The London Literature Festival 2009 opened on 2 July at the Southbank Centre, with Arundhati Roy, introducing her new book Listening to grasshoppers: field notes on democracy. Introduced by Shami Chakrabarti from civil rights group Liberty, Arundhati spoke to a packed auditorium.
She attacked the idea that India is the ‘biggest democracy’ in the world and explained how the poor are left out of development. The poor have been robbed of the language of fight back, with terms such as ‘progress’, ‘unity’ and ‘democracy’ used by the establishment when attacking rights. She has called this a “language heist”.
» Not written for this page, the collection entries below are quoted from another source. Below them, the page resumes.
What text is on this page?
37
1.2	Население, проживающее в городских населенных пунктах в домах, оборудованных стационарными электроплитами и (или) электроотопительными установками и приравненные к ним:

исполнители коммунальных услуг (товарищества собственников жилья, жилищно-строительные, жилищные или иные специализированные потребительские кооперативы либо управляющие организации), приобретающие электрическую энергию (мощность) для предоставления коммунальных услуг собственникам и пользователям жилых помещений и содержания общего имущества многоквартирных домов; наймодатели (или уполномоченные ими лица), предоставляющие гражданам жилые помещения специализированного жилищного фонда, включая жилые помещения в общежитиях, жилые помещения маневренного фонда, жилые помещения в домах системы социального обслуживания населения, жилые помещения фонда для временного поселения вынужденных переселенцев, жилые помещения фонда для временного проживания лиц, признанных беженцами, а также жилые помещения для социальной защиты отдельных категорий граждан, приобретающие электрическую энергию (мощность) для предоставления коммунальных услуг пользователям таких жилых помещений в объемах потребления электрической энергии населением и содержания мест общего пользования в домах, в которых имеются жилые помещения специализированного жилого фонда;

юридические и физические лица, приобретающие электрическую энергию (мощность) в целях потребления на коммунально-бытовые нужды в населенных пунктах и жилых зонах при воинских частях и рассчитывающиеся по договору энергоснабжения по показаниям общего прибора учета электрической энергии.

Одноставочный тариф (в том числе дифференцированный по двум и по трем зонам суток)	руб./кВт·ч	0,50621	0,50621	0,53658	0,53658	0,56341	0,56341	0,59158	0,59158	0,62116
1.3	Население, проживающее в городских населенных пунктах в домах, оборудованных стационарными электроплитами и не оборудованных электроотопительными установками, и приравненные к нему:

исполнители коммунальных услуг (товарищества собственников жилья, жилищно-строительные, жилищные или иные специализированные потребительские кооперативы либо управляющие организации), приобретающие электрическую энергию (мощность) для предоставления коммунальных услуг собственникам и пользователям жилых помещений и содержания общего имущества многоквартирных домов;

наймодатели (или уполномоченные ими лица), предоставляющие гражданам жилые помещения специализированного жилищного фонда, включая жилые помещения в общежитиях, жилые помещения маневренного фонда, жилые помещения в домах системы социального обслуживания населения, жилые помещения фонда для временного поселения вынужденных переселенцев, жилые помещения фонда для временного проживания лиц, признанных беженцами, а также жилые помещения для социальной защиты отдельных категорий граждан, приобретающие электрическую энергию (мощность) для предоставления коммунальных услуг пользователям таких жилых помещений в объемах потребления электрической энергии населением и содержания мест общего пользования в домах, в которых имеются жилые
The Indian judiciary and the rotten role of non-government organisations did not escape her criticism, making Shami Chakrabarti, who previously worked as a lawyer and now for an NGO, uncomfortable. Someone from the audience accused Chakrabarti of taking the side of the establishment.
Since winning a Booker prize for The god of small things, Arundhati has published a series of political non-fiction books. She wanted to write fiction, but the conditions of the poor in India forced her to concentrate on politics. Her criticisms of the Indian ruling class even led to her being sentenced to prison in 2002.
This was an unconventional start to a ‘literature festival’. The discussion was more about politics than literature. Arundhati spelled out her opposition to capitalism, and the horrific poverty it engenders.
Diane Abbott, Labour MP for Hackney where poverty is on the increase and black youth are robbed of their rights, was in the audience. Such was her eagerness to be associated with Roy that she literally (and embarrassingly) threw herself onto the stage.
However, once there she was only able to ask a question about the connection between literature and politics.
Arundhati Roy is certainly further to the left and cares more about the world around her than the majority of her contemporary writers, and some so-called left MPs.